In prod mode (environment: Production, the default), CRD validation rejects
these inline fields. Instead, use the *From fields to reference Kubernetes
Secrets:
secretKeyFrom— references a Secret key for the Flask secret keymetastore.uriFrom— references a Secret key for the full database URImetastore.passwordFrom— references a Secret key for the database password (structured mode)

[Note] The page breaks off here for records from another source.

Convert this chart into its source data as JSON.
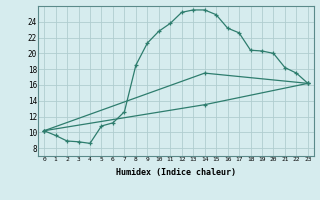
{
  "xlabel": "Humidex (Indice chaleur)",
  "background_color": "#d6ecee",
  "grid_color": "#b0cdd0",
  "line_color": "#2e7d6e",
  "xlim": [
    -0.5,
    23.5
  ],
  "ylim": [
    7.0,
    26.0
  ],
  "x_ticks": [
    0,
    1,
    2,
    3,
    4,
    5,
    6,
    7,
    8,
    9,
    10,
    11,
    12,
    13,
    14,
    15,
    16,
    17,
    18,
    19,
    20,
    21,
    22,
    23
  ],
  "y_ticks": [
    8,
    10,
    12,
    14,
    16,
    18,
    20,
    22,
    24
  ],
  "curve1_x": [
    0,
    1,
    2,
    3,
    4,
    5,
    6,
    7,
    8,
    9,
    10,
    11,
    12,
    13,
    14,
    15,
    16,
    17,
    18,
    19,
    20,
    21,
    22,
    23
  ],
  "curve1_y": [
    10.2,
    9.6,
    8.9,
    8.8,
    8.6,
    10.8,
    11.2,
    12.6,
    18.5,
    21.3,
    22.8,
    23.8,
    25.2,
    25.5,
    25.5,
    24.9,
    23.2,
    22.6,
    20.4,
    20.3,
    20.0,
    18.2,
    17.5,
    16.2
  ],
  "curve2_x": [
    0,
    14,
    23
  ],
  "curve2_y": [
    10.2,
    17.5,
    16.2
  ],
  "curve3_x": [
    0,
    14,
    23
  ],
  "curve3_y": [
    10.2,
    13.5,
    16.2
  ]
}
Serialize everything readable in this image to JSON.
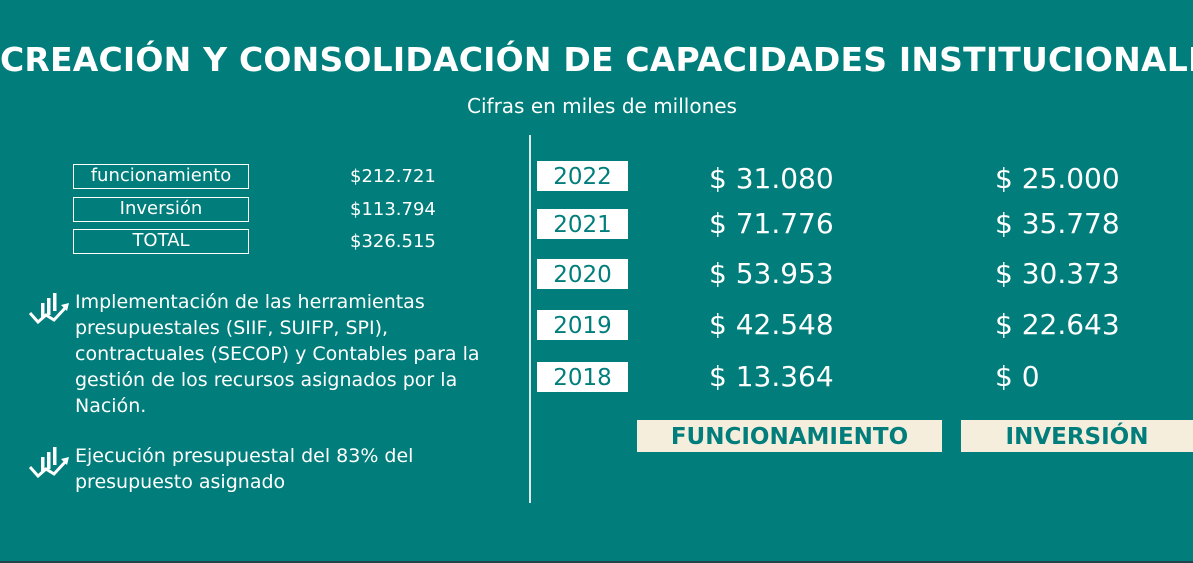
{
  "header": {
    "title": "CREACIÓN Y CONSOLIDACIÓN DE CAPACIDADES INSTITUCIONALES",
    "subtitle": "Cifras en miles de millones"
  },
  "summary": [
    {
      "label": "funcionamiento",
      "value": "$212.721"
    },
    {
      "label": "Inversión",
      "value": "$113.794"
    },
    {
      "label": "TOTAL",
      "value": "$326.515"
    }
  ],
  "bullets": [
    {
      "icon": "growth-chart-icon",
      "text": "Implementación de las herramientas presupuestales (SIIF, SUIFP, SPI), contractuales (SECOP) y Contables para la gestión de los recursos asignados por la Nación."
    },
    {
      "icon": "growth-chart-icon",
      "text": "Ejecución presupuestal del 83% del presupuesto asignado"
    }
  ],
  "table": {
    "rows": [
      {
        "year": "2022",
        "funcionamiento": "$ 31.080",
        "inversion": "$ 25.000"
      },
      {
        "year": "2021",
        "funcionamiento": "$ 71.776",
        "inversion": "$ 35.778"
      },
      {
        "year": "2020",
        "funcionamiento": "$ 53.953",
        "inversion": "$ 30.373"
      },
      {
        "year": "2019",
        "funcionamiento": "$ 42.548",
        "inversion": "$ 22.643"
      },
      {
        "year": "2018",
        "funcionamiento": "$ 13.364",
        "inversion": "$ 0"
      }
    ],
    "col_funcionamiento": "FUNCIONAMIENTO",
    "col_inversion": "INVERSIÓN"
  },
  "colors": {
    "background": "#017e7b",
    "label_fill": "#f6eedd",
    "text": "#ffffff"
  }
}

The operator injects the corresponding env vars (SUPERSET_OPERATOR__SECRET_KEY,
SUPERSET_OPERATOR__DB_URI, SUPERSET_OPERATOR__DB_PASS) with
valueFrom.secretKeyRef pointing at the referenced Secret. Secret values
never appear in ConfigMaps or CRD status fields.
Config Mount Structure¶
/app/pythonpath/— ConfigMap withsuperset_config.py
Checksum-Driven Rollouts¶
The parent computes a per-component config checksum and stamps it on the component Deployment pod template. When the checksum changes (due to config or secret reference changes on the CR), Kubernetes triggers a rolling restart of the affected component. Note: rotating a referenced Secret's value without changing the CR does not trigger a rollout — use Force Reload for this case. See Internals for the full checksum table and per-component isolation details.
Resource Ownership¶
All resources use Kubernetes owner references for automatic cleanup. The parent
Superset CR owns component Deployments, Services, ConfigMaps, HPAs, PDBs,
lifecycle task Jobs, networking resources (Ingress/HTTPRoute), ServiceMonitor,
and NetworkPolicies. Deleting the parent cascades to everything. Removing a
component from the parent spec deletes the resources for that component.